I think the way in which we think about and discuss politics parallels classic Geek Fights in a pretty obvious way. Geeks don’t just like to argue. We like to argue using wordy analyses we have spent an inordinate amount of time constructing, made up of bits of continuity (“X character acted this way in all previous storylines, therefore his/her behavior in this storyline MAKES NO SENSE”), reasoning (“For X character to react this way is possibly consistent with past characterization, but is not in any way, shape, or form a logical way for a human to react and therefore MAKES NO SENSE”), and dental floss (“This is dumb and MAKES NO SENSE”). We might as well be stumping for a presidential candidate.

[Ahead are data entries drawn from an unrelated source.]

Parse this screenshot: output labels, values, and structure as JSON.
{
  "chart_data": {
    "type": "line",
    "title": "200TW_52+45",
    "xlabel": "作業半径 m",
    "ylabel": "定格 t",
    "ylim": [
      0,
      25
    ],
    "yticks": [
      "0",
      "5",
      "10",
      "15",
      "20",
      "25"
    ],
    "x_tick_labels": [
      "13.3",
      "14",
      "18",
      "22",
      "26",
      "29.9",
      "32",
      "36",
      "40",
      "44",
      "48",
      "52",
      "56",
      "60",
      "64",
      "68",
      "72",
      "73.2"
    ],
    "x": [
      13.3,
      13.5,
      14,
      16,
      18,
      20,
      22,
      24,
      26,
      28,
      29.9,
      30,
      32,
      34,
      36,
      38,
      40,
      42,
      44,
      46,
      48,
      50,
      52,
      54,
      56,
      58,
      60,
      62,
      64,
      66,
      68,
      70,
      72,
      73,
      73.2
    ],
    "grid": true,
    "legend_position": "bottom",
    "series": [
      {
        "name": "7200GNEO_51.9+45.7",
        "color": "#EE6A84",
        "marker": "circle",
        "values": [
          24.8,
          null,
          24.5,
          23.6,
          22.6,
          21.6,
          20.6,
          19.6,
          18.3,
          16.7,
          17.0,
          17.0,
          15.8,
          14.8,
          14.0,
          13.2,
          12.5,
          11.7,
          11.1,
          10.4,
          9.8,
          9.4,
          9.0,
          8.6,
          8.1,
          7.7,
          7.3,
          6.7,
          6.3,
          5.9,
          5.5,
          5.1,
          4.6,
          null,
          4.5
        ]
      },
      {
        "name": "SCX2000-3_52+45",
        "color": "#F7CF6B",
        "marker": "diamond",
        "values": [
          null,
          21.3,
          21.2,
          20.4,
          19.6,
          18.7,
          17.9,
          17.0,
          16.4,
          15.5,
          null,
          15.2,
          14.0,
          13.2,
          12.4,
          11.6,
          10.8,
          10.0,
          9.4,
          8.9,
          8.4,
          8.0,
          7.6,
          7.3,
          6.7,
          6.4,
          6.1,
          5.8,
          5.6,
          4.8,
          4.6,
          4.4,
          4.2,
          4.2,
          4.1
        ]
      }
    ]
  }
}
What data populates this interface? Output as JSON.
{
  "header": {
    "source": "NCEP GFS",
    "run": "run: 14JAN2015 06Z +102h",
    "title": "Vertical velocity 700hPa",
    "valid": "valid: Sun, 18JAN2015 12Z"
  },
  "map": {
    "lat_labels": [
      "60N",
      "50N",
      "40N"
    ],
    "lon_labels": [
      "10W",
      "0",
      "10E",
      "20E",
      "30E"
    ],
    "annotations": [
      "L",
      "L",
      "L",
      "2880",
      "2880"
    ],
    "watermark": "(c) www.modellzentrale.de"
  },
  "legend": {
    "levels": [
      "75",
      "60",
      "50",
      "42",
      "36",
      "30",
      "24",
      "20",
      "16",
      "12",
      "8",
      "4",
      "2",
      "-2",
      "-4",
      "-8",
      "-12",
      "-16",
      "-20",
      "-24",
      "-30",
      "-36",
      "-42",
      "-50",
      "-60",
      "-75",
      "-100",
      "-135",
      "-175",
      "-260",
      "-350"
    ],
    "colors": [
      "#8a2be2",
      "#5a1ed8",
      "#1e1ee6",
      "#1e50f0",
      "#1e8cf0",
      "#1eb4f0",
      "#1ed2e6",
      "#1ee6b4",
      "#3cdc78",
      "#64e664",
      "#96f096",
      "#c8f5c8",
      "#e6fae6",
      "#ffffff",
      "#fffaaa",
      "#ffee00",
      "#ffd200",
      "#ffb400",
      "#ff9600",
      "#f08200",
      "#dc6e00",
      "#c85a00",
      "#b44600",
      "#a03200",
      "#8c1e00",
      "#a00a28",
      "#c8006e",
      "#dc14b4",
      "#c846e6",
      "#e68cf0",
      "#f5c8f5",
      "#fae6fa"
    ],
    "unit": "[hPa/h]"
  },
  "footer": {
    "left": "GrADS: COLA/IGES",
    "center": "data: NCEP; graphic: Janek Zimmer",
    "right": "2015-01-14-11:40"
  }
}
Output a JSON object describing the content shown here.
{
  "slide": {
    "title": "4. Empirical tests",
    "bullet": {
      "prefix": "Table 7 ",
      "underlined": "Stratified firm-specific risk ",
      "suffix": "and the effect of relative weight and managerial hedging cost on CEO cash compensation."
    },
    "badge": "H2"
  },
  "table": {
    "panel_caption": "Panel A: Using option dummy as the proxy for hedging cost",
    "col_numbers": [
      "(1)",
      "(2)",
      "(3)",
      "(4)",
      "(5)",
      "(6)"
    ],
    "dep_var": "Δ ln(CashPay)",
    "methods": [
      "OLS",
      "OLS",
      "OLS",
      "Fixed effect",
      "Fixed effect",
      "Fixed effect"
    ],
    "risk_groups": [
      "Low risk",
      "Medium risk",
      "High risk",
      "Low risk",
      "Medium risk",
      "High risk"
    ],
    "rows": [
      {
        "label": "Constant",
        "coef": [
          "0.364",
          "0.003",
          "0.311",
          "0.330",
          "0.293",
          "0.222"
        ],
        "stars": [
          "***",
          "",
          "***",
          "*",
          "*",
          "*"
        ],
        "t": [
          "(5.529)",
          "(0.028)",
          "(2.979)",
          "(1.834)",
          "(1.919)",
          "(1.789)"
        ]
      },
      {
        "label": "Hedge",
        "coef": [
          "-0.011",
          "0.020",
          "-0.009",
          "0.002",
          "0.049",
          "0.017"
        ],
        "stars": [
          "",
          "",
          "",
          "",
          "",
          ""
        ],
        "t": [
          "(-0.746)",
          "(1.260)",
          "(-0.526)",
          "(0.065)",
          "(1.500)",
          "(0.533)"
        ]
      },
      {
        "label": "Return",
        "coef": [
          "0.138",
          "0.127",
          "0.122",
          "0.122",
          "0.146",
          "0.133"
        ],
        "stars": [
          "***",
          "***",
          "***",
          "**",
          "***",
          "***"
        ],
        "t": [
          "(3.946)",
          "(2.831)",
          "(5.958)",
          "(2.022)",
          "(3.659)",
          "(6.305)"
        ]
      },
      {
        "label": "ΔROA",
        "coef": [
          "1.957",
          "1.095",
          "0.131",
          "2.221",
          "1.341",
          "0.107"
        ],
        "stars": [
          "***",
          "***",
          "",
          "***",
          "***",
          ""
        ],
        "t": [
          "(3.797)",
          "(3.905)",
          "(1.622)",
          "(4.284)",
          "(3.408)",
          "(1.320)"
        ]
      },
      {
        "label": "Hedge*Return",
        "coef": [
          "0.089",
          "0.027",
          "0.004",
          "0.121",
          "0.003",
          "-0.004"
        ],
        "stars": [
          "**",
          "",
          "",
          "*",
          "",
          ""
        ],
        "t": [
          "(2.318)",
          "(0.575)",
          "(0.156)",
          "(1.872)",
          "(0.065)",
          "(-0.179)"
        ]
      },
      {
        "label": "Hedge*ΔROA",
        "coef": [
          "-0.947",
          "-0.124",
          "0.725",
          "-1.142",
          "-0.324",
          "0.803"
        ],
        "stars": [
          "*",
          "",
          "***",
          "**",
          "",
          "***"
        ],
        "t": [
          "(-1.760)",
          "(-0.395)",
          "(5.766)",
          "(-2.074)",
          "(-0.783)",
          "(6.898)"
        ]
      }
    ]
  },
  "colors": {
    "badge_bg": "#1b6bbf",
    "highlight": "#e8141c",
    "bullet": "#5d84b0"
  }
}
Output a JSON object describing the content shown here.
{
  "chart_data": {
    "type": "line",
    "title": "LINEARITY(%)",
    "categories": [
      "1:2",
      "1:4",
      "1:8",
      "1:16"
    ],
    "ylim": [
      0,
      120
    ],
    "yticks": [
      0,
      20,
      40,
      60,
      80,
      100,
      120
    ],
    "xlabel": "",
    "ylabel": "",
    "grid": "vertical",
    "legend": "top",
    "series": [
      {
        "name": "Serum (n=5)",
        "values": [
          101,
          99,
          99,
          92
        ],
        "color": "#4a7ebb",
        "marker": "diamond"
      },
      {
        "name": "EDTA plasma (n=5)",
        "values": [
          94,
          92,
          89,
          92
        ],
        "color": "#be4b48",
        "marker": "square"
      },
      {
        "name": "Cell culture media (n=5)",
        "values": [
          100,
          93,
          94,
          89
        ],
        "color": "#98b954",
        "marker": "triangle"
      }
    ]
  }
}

But, just as it happens in politics, we all have That One Thing on which we are completely, irrationally emotional. I’ve been thinking about this a lot, thanks to an extended email exchange between me and my friend Caroline (aka Mad Marvel Girl) about Emma Frost.
“I’ve decided that everybody is allowed to have a point or two in fandom where their reactions are completely emotion-based and irrational,” she said. “I mean, if everything is like that for you (and we all know people like that) they maybe need to step away from the source material. But I’m resigned to having a couple hot buttons, and Emma-related things are among them.”
(By the way: Caroline regularly blows me away with her overwhelming big braininess. You can get some more of that over at Fantastic Fangirls.)
In these cases, our responses are more clipped.
“Because it’s cool.”
“Because I like it.”
“Because. Shut up!”
I, too, have a few of these. One of them also relates to Emma and I think was included in the above email exchange somewhere.
Basically: even though I love Emma and appreciate the attempts of the X-writers to pen an adult romance (and I am a big fan of romance in superhero comics to begin with, hearts and flowers!), I have a serious mental block when it comes to Emma/Scott. Because it’s supposed to be Jean/Scott. Why? BECAUSE IT’S SUPPOSED TO BE.
No thoughtful commentary from me there, folks. Just a big, fat, irrational block that somehow triggers blinding rage.
I used to be moderately embarrassed by this, but I’m slowly coming around to the acceptance stage. I think Caroline is right: everyone is allowed their One Thing. After all, having that passionate love for your comics/movies/TV/characters of choice is one of the things that makes fandom great in the first place.
And to bring it ’round again to politics, my treatise against the aforementioned prop is equally clipped: because it’s wrong. I can definitely come up with a more well-reasoned explanation for this one than I can for the whole Emma/Scott/Jean mess, but sometimes, the best arguments really do boil down to three simple words.